EIII - Proposition 19
Qui imagine que ce qu’il aime est détruit, sera contristé ; et joyeux, s’il l’imagine conservé.
DÉMONSTRATION
L’Âme, autant qu’elle peut, s’efforce d’imaginer ce qui accroît ou seconde la puissance d’agir du Corps (Prop. 12), c’est-à-dire (Scolie de la Prop. 13) ce qu’elle aime. Mais l’imagination est secondée par ce qui pose l’existence de la chose, et réduite au contraire par ce qui l’exclut (Prop. 17, p. II) ; donc les images des choses qui posent l’existence de la chose aimée secondent l’effort de l’Âme par lequel elle s’efforce de l’imaginer, c’est-à-dire (Scolie de la Prop. 11) affectent l’Âme de Joie ; et, au contraire, les choses qui excluent l’existence de la chose aimée, réduisent cet effort de l’Âme, c’est-à-dire (même Scolie) affectent l’Âme de Tristesse.
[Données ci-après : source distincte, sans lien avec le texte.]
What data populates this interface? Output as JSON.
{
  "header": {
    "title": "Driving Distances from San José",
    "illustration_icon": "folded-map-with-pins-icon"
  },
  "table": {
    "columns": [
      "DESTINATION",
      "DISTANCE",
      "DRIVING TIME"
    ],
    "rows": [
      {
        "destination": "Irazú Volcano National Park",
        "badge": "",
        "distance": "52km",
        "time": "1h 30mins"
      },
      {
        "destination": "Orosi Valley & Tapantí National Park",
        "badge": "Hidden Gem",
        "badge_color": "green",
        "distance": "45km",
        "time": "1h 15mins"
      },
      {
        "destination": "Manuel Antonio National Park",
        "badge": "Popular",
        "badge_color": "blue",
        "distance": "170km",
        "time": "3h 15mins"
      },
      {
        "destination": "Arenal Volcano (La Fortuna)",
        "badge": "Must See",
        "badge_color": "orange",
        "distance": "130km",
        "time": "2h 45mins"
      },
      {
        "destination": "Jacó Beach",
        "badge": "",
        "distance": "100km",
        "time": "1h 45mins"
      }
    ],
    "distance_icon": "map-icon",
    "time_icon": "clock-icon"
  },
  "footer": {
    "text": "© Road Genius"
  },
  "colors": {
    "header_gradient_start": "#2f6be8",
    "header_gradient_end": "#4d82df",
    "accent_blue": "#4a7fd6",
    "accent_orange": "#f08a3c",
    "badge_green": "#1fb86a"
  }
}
Qui donc imagine que ce qu’il aime est détruit, sera contristé, etc. C.Q.F.D. [*]
Qui id, quod amat, destrui imaginatur, contristabitur ; si contra autem conservari, lætabitur.
DEMONSTRATIO :
Mens quantum potest ea imaginari conatur quæ corporis agendi potentiam augent vel juvant (per propositionem 12 hujus) hoc est (per scholium propositionis 13 hujus) ea quæ amat. At imaginatio ab iis juvatur quæ rei existentiam ponunt et contra coercetur iis quæ rei existentiam secludunt (per propositionem 17 partis II) ; ergo rerum imagines quæ rei existentiam ponunt, mentis conatum quo rem amatam imaginari conatur, juvant hoc est (per scholium propositionis 11 hujus) lætitia mentem afficiunt et quæ contra rei amatæ existentiam secludunt, eundem mentis conatum coercent hoc est (per idem scholium) tristitia mentem afficiunt. Qui itaque id quod amat destrui imaginatur, contristabitur, etc. Q.E.D.
EIII - Proposition 21 ; EIII - Proposition 36 - corollaire ; EIII - Proposition 42 ; EIII - Définitions des affects - 12 ; EIII - Définitions des affects - 13.
[*] (Saisset :) Celui qui se représente la destruction de ce qu’il aime est saisi de tristesse ; s’il s’en représente la conservation, il éprouve de la joie. Démonstration L’âme s’efforce, autant qu’il est en elle, d’imaginer ce qui augmente ou favorise la puissance d’agir du corps (par la Propos. 12), en d’autres termes (par le Scol de la Propos. 13), ce qu’elle aime. Or, l’imagination est favorisée par tout ce qui implique l’existence de son objet, et empêchée par tout ce qui l’exclut (par la Propos. 17, part. 2) Donc, les images des choses qui impliquent l’existence de l’objet aimé favorisent l’effort de l’âme pour imaginer cet objet ; en d’autres termes (par le Scol. de la Propos. 11), elles réjouissent l’âme. Au contraire, les images des choses qui excluent l’existence de l’objet aimé empêchent cet effort de l’âme, c’est-à-dire (par le même Scol.) l’attristent. Par conséquent, celui qui se représente la destruction de ce qu’il aime sera saisi de tristesse, etc. C. Q. F. D.